The findings demonstrate the significant potential of STEM to complement and extend the capabilities of conventional cryo-EM. The advantages of STEM in achieving compositional contrast and in its ability to image thicker specimens make it a powerful tool for investigating cellular structures and processes where both morphology and composition are essential. The higher radiation damage threshold for STEM is particularly important for cryo-tomography. The ability to estimate ion concentrations directly from image intensity offers new avenues for quantitative analysis of cellular composition. The use of 3D deconvolution enhances the interpretability of tomographic reconstructions, improving both morphological and compositional information. The detection of single metal ions expands the possibilities for studying the interaction of metals with biological macromolecules at the atomic level. The differences between STEM and TEM contrast mechanisms are highlighted, emphasizing the need for appropriate interpretation based on the imaging mode and sample characteristics. The authors suggest that advanced phase-imaging techniques in STEM will be crucial for achieving higher resolutions in cryo-EM of biological macromolecules.
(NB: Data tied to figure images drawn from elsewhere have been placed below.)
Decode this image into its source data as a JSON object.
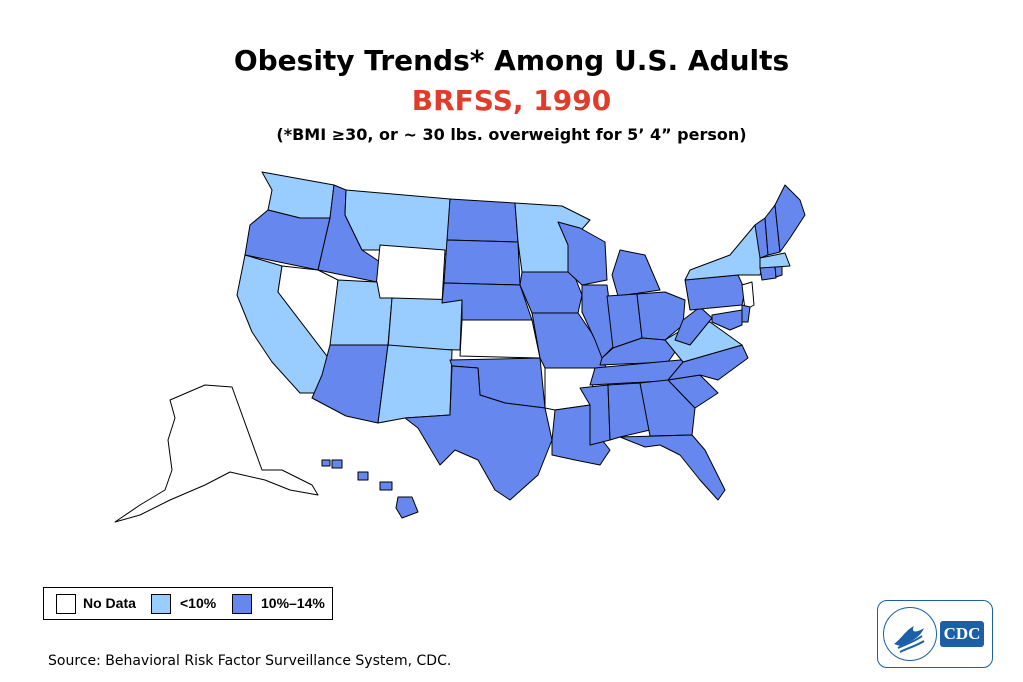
{
  "title": "Obesity Trends* Among U.S. Adults",
  "subtitle": "BRFSS, 1990",
  "note": "(*BMI ≥30, or ~ 30 lbs. overweight for 5’ 4” person)",
  "legend": [
    {
      "label": "No Data",
      "color": "#ffffff"
    },
    {
      "label": "<10%",
      "color": "#99ccff"
    },
    {
      "label": "10%–14%",
      "color": "#6688ee"
    }
  ],
  "source": "Source: Behavioral Risk Factor Surveillance System, CDC.",
  "logo": {
    "text": "CDC",
    "icon": "cdc-eagle-icon"
  },
  "colors": {
    "no_data": "#ffffff",
    "lt10": "#99ccff",
    "b10_14": "#6688ee",
    "subtitle": "#e03c2c",
    "outline": "#000000"
  },
  "states": [
    {
      "id": "WA",
      "category": "lt10"
    },
    {
      "id": "OR",
      "category": "b10_14"
    },
    {
      "id": "CA",
      "category": "lt10"
    },
    {
      "id": "NV",
      "category": "no_data"
    },
    {
      "id": "ID",
      "category": "b10_14"
    },
    {
      "id": "MT",
      "category": "lt10"
    },
    {
      "id": "WY",
      "category": "no_data"
    },
    {
      "id": "UT",
      "category": "lt10"
    },
    {
      "id": "CO",
      "category": "lt10"
    },
    {
      "id": "AZ",
      "category": "b10_14"
    },
    {
      "id": "NM",
      "category": "lt10"
    },
    {
      "id": "ND",
      "category": "b10_14"
    },
    {
      "id": "SD",
      "category": "b10_14"
    },
    {
      "id": "NE",
      "category": "b10_14"
    },
    {
      "id": "KS",
      "category": "no_data"
    },
    {
      "id": "OK",
      "category": "b10_14"
    },
    {
      "id": "TX",
      "category": "b10_14"
    },
    {
      "id": "MN",
      "category": "lt10"
    },
    {
      "id": "IA",
      "category": "b10_14"
    },
    {
      "id": "MO",
      "category": "b10_14"
    },
    {
      "id": "AR",
      "category": "no_data"
    },
    {
      "id": "LA",
      "category": "b10_14"
    },
    {
      "id": "WI",
      "category": "b10_14"
    },
    {
      "id": "IL",
      "category": "b10_14"
    },
    {
      "id": "MI",
      "category": "b10_14"
    },
    {
      "id": "IN",
      "category": "b10_14"
    },
    {
      "id": "OH",
      "category": "b10_14"
    },
    {
      "id": "KY",
      "category": "b10_14"
    },
    {
      "id": "TN",
      "category": "b10_14"
    },
    {
      "id": "MS",
      "category": "b10_14"
    },
    {
      "id": "AL",
      "category": "b10_14"
    },
    {
      "id": "GA",
      "category": "b10_14"
    },
    {
      "id": "FL",
      "category": "b10_14"
    },
    {
      "id": "SC",
      "category": "b10_14"
    },
    {
      "id": "NC",
      "category": "b10_14"
    },
    {
      "id": "VA",
      "category": "lt10"
    },
    {
      "id": "WV",
      "category": "b10_14"
    },
    {
      "id": "PA",
      "category": "b10_14"
    },
    {
      "id": "NY",
      "category": "lt10"
    },
    {
      "id": "NJ",
      "category": "no_data"
    },
    {
      "id": "DE",
      "category": "b10_14"
    },
    {
      "id": "MD",
      "category": "b10_14"
    },
    {
      "id": "CT",
      "category": "b10_14"
    },
    {
      "id": "RI",
      "category": "b10_14"
    },
    {
      "id": "MA",
      "category": "lt10"
    },
    {
      "id": "VT",
      "category": "b10_14"
    },
    {
      "id": "NH",
      "category": "b10_14"
    },
    {
      "id": "ME",
      "category": "b10_14"
    },
    {
      "id": "AK",
      "category": "no_data"
    },
    {
      "id": "HI",
      "category": "b10_14"
    }
  ]
}
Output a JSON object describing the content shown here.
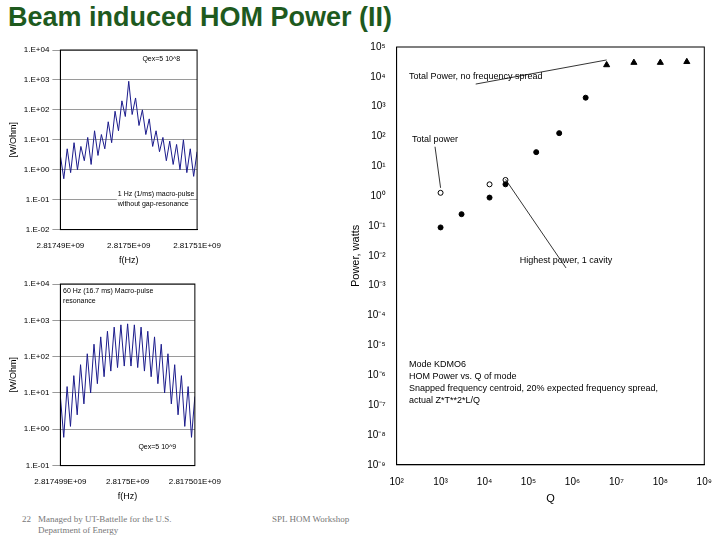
{
  "title": "Beam induced HOM Power (II)",
  "footer": [
    "22",
    "Managed by UT-Battelle for the U.S. Department of Energy",
    "SPL HOM Workshop"
  ],
  "chart_data": [
    {
      "type": "line",
      "log": "y",
      "grid": true,
      "color": "#1c1c8c",
      "x_label": "f(Hz)",
      "y_label": "[W/Ohm]",
      "annotations": [
        "Qex=5 10^8",
        "1 Hz (1/ms) macro-pulse",
        "without gap-resonance"
      ],
      "x": [
        2817490000,
        2817490500,
        2817491000,
        2817491500,
        2817492000,
        2817492500,
        2817493000,
        2817493500,
        2817494000,
        2817494500,
        2817495000,
        2817495500,
        2817496000,
        2817496500,
        2817497000,
        2817497500,
        2817498000,
        2817498500,
        2817499000,
        2817499500,
        2817500000,
        2817500500,
        2817501000,
        2817501500,
        2817502000,
        2817502500,
        2817503000,
        2817503500,
        2817504000,
        2817504500,
        2817505000,
        2817505500,
        2817506000,
        2817506500,
        2817507000,
        2817507500,
        2817508000,
        2817508500,
        2817509000,
        2817509500,
        2817510000
      ],
      "values": [
        3,
        0.5,
        5,
        0.8,
        8,
        1,
        6,
        2,
        12,
        1.5,
        20,
        3,
        15,
        5,
        40,
        8,
        90,
        20,
        200,
        60,
        900,
        70,
        250,
        30,
        100,
        15,
        50,
        6,
        20,
        4,
        12,
        2,
        9,
        1.5,
        7,
        1,
        10,
        0.8,
        5,
        0.6,
        4
      ],
      "xlim": [
        2817490000,
        2817510000
      ],
      "xticks": [
        {
          "value": 2817490000,
          "label": "2.81749E+09"
        },
        {
          "value": 2817500000,
          "label": "2.8175E+09"
        },
        {
          "value": 2817510000,
          "label": "2.81751E+09"
        }
      ],
      "ylim": [
        0.01,
        10000
      ],
      "yticks": [
        {
          "value": 0.01,
          "label": "1.E-02"
        },
        {
          "value": 0.1,
          "label": "1.E-01"
        },
        {
          "value": 1,
          "label": "1.E+00"
        },
        {
          "value": 10,
          "label": "1.E+01"
        },
        {
          "value": 100,
          "label": "1.E+02"
        },
        {
          "value": 1000,
          "label": "1.E+03"
        },
        {
          "value": 10000,
          "label": "1.E+04"
        }
      ]
    },
    {
      "type": "line",
      "log": "y",
      "grid": true,
      "color": "#1c1c8c",
      "x_label": "f(Hz)",
      "y_label": "[W/Ohm]",
      "annotations": [
        "60 Hz (16.7 ms) Macro-pulse",
        "resonance",
        "Qex=5 10^9"
      ],
      "x": [
        2817499000,
        2817499050,
        2817499100,
        2817499150,
        2817499200,
        2817499250,
        2817499300,
        2817499350,
        2817499400,
        2817499450,
        2817499500,
        2817499550,
        2817499600,
        2817499650,
        2817499700,
        2817499750,
        2817499800,
        2817499850,
        2817499900,
        2817499950,
        2817500000,
        2817500050,
        2817500100,
        2817500150,
        2817500200,
        2817500250,
        2817500300,
        2817500350,
        2817500400,
        2817500450,
        2817500500,
        2817500550,
        2817500600,
        2817500650,
        2817500700,
        2817500750,
        2817500800,
        2817500850,
        2817500900,
        2817500950,
        2817501000
      ],
      "values": [
        8,
        0.6,
        15,
        1.2,
        30,
        2.5,
        60,
        5,
        120,
        10,
        220,
        18,
        350,
        28,
        500,
        40,
        650,
        50,
        750,
        55,
        800,
        55,
        750,
        50,
        650,
        40,
        500,
        28,
        350,
        18,
        220,
        10,
        120,
        5,
        60,
        2.5,
        30,
        1.2,
        15,
        0.6,
        8
      ],
      "xlim": [
        2817499000,
        2817501000
      ],
      "xticks": [
        {
          "value": 2817499000,
          "label": "2.817499E+09"
        },
        {
          "value": 2817500000,
          "label": "2.8175E+09"
        },
        {
          "value": 2817501000,
          "label": "2.817501E+09"
        }
      ],
      "ylim": [
        0.1,
        10000
      ],
      "yticks": [
        {
          "value": 0.1,
          "label": "1.E-01"
        },
        {
          "value": 1,
          "label": "1.E+00"
        },
        {
          "value": 10,
          "label": "1.E+01"
        },
        {
          "value": 100,
          "label": "1.E+02"
        },
        {
          "value": 1000,
          "label": "1.E+03"
        },
        {
          "value": 10000,
          "label": "1.E+04"
        }
      ]
    },
    {
      "type": "scatter",
      "log": true,
      "grid": false,
      "color": "#000000",
      "x_label": "Q",
      "y_label": "Power, watts",
      "annotations": [
        "Mode KDMO6",
        "HOM Power vs. Q of mode",
        "Snapped frequency centroid, 20% expected frequency spread,",
        "actual Z*T**2*L/Q"
      ],
      "series": [
        {
          "name": "Total Power, no frequency spread",
          "marker": "triangle",
          "x": [
            6000000,
            25000000,
            100000000,
            400000000
          ],
          "values": [
            25000,
            30000,
            30000,
            32000
          ]
        },
        {
          "name": "Total power",
          "marker": "open_circle",
          "x": [
            1000,
            13000,
            30000
          ],
          "values": [
            1.3,
            2.5,
            3.5
          ]
        },
        {
          "name": "Highest power, 1 cavity",
          "marker": "circle",
          "x": [
            1000,
            3000,
            13000,
            30000,
            150000,
            500000,
            2000000
          ],
          "values": [
            0.09,
            0.25,
            0.9,
            2.5,
            30,
            130,
            2000
          ]
        }
      ],
      "xlim": [
        100,
        1000000000
      ],
      "xticks": [
        {
          "value": 100,
          "label": "10²"
        },
        {
          "value": 1000,
          "label": "10³"
        },
        {
          "value": 10000,
          "label": "10⁴"
        },
        {
          "value": 100000,
          "label": "10⁵"
        },
        {
          "value": 1000000,
          "label": "10⁶"
        },
        {
          "value": 10000000,
          "label": "10⁷"
        },
        {
          "value": 100000000,
          "label": "10⁸"
        },
        {
          "value": 1000000000,
          "label": "10⁹"
        }
      ],
      "ylim": [
        1e-09,
        100000
      ],
      "yticks": [
        {
          "value": 1e-09,
          "label": "10⁻⁹"
        },
        {
          "value": 1e-08,
          "label": "10⁻⁸"
        },
        {
          "value": 1e-07,
          "label": "10⁻⁷"
        },
        {
          "value": 1e-06,
          "label": "10⁻⁶"
        },
        {
          "value": 1e-05,
          "label": "10⁻⁵"
        },
        {
          "value": 0.0001,
          "label": "10⁻⁴"
        },
        {
          "value": 0.001,
          "label": "10⁻³"
        },
        {
          "value": 0.01,
          "label": "10⁻²"
        },
        {
          "value": 0.1,
          "label": "10⁻¹"
        },
        {
          "value": 1,
          "label": "10⁰"
        },
        {
          "value": 10,
          "label": "10¹"
        },
        {
          "value": 100,
          "label": "10²"
        },
        {
          "value": 1000,
          "label": "10³"
        },
        {
          "value": 10000,
          "label": "10⁴"
        },
        {
          "value": 100000,
          "label": "10⁵"
        }
      ]
    }
  ]
}
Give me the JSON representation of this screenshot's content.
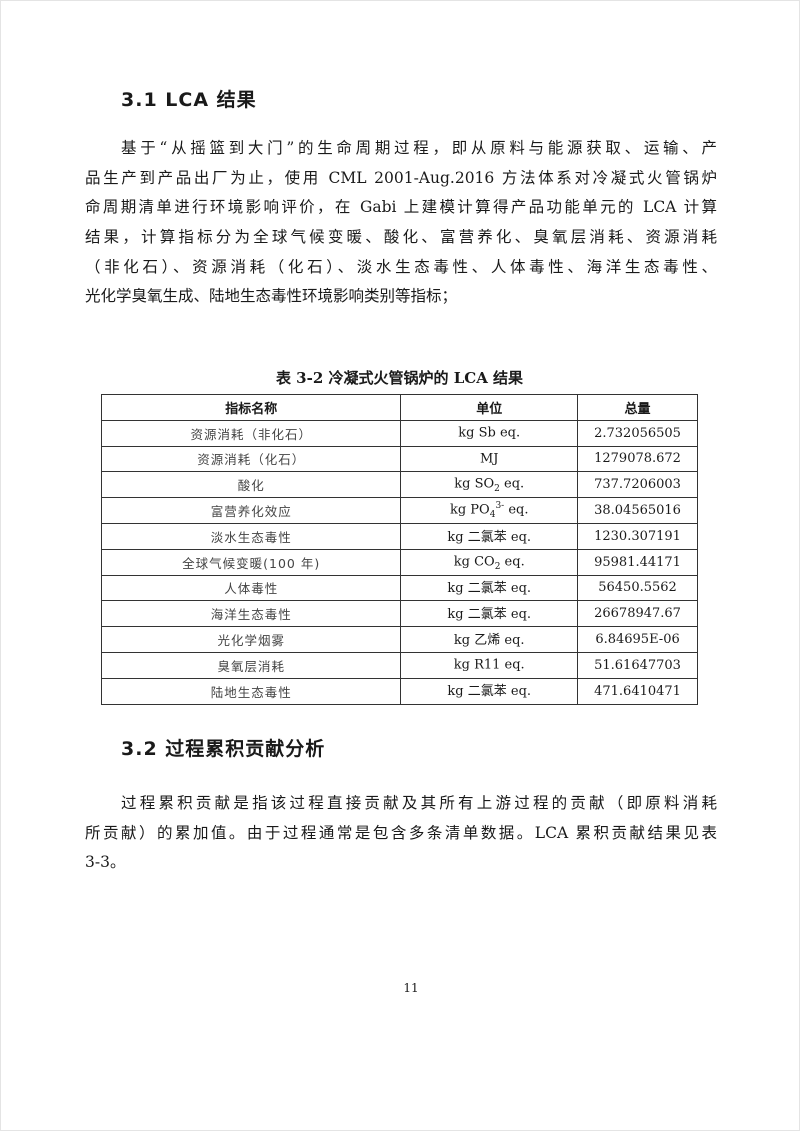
{
  "section1": {
    "heading": "3.1 LCA 结果",
    "lines": [
      "基于“从摇篮到大门”的生命周期过程，即从原料与能源获取、运输、产",
      "品生产到产品出厂为止，使用 CML 2001-Aug.2016 方法体系对冷凝式火管锅炉",
      "命周期清单进行环境影响评价，在 Gabi 上建模计算得产品功能单元的 LCA 计算",
      "结果，计算指标分为全球气候变暖、酸化、富营养化、臭氧层消耗、资源消耗",
      "（非化石）、资源消耗（化石）、淡水生态毒性、人体毒性、海洋生态毒性、",
      "光化学臭氧生成、陆地生态毒性环境影响类别等指标；"
    ]
  },
  "table": {
    "caption": "表 3-2 冷凝式火管锅炉的 LCA 结果",
    "headers": [
      "指标名称",
      "单位",
      "总量"
    ],
    "rows": [
      {
        "name": "资源消耗（非化石）",
        "unit": {
          "main": "kg Sb eq.",
          "sub": "",
          "sup": "",
          "tail": ""
        },
        "total": "2.732056505"
      },
      {
        "name": "资源消耗（化石）",
        "unit": {
          "main": "MJ",
          "sub": "",
          "sup": "",
          "tail": ""
        },
        "total": "1279078.672"
      },
      {
        "name": "酸化",
        "unit": {
          "main": "kg SO",
          "sub": "2",
          "sup": "",
          "tail": " eq."
        },
        "total": "737.7206003"
      },
      {
        "name": "富营养化效应",
        "unit": {
          "main": "kg PO",
          "sub": "4",
          "sup": "3-",
          "tail": " eq."
        },
        "total": "38.04565016"
      },
      {
        "name": "淡水生态毒性",
        "unit": {
          "main": "kg 二氯苯 eq.",
          "sub": "",
          "sup": "",
          "tail": ""
        },
        "total": "1230.307191"
      },
      {
        "name": "全球气候变暖(100 年)",
        "unit": {
          "main": "kg CO",
          "sub": "2",
          "sup": "",
          "tail": " eq."
        },
        "total": "95981.44171"
      },
      {
        "name": "人体毒性",
        "unit": {
          "main": "kg 二氯苯 eq.",
          "sub": "",
          "sup": "",
          "tail": ""
        },
        "total": "56450.5562"
      },
      {
        "name": "海洋生态毒性",
        "unit": {
          "main": "kg  二氯苯 eq.",
          "sub": "",
          "sup": "",
          "tail": ""
        },
        "total": "26678947.67"
      },
      {
        "name": "光化学烟雾",
        "unit": {
          "main": "kg  乙烯 eq.",
          "sub": "",
          "sup": "",
          "tail": ""
        },
        "total": "6.84695E-06"
      },
      {
        "name": "臭氧层消耗",
        "unit": {
          "main": "kg R11 eq.",
          "sub": "",
          "sup": "",
          "tail": ""
        },
        "total": "51.61647703"
      },
      {
        "name": "陆地生态毒性",
        "unit": {
          "main": "kg  二氯苯 eq.",
          "sub": "",
          "sup": "",
          "tail": ""
        },
        "total": "471.6410471"
      }
    ]
  },
  "section2": {
    "heading": "3.2 过程累积贡献分析",
    "lines": [
      "过程累积贡献是指该过程直接贡献及其所有上游过程的贡献（即原料消耗",
      "所贡献）的累加值。由于过程通常是包含多条清单数据。LCA 累积贡献结果见表",
      "3-3。"
    ]
  },
  "page_number": "11"
}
This Account showcases the power of STEM in cryo-EM of biological specimens, offering superior contrast and resolution, particularly for thicker samples. The method allows for compositional analysis alongside morphological studies, providing a richer understanding of cellular structure. Future work will focus on improving dose efficiency, developing advanced phase-imaging techniques, and refining quantitative analysis methods to fully exploit the potential of STEM in biological cryo-EM. The combination of various STEM detection modes, advanced image processing, and potentially faster data acquisition hardware will open new opportunities in cryo-EM.

The current methods for estimating ion concentrations from image intensity are still relatively crude, requiring further refinement for accurate quantification. The resolution achieved in single-particle cryo-STEM analysis, while sufficient for localizing metal ions, is lower than that typically obtained in cryo-TEM for protein structure determination. The application of 3D deconvolution, while beneficial, can introduce parameter-dependent distortions in intensity histograms, complicating quantitative interpretation. Further research is needed to fully optimize experimental parameters and to develop more sophisticated image processing techniques for more accurate and precise analysis.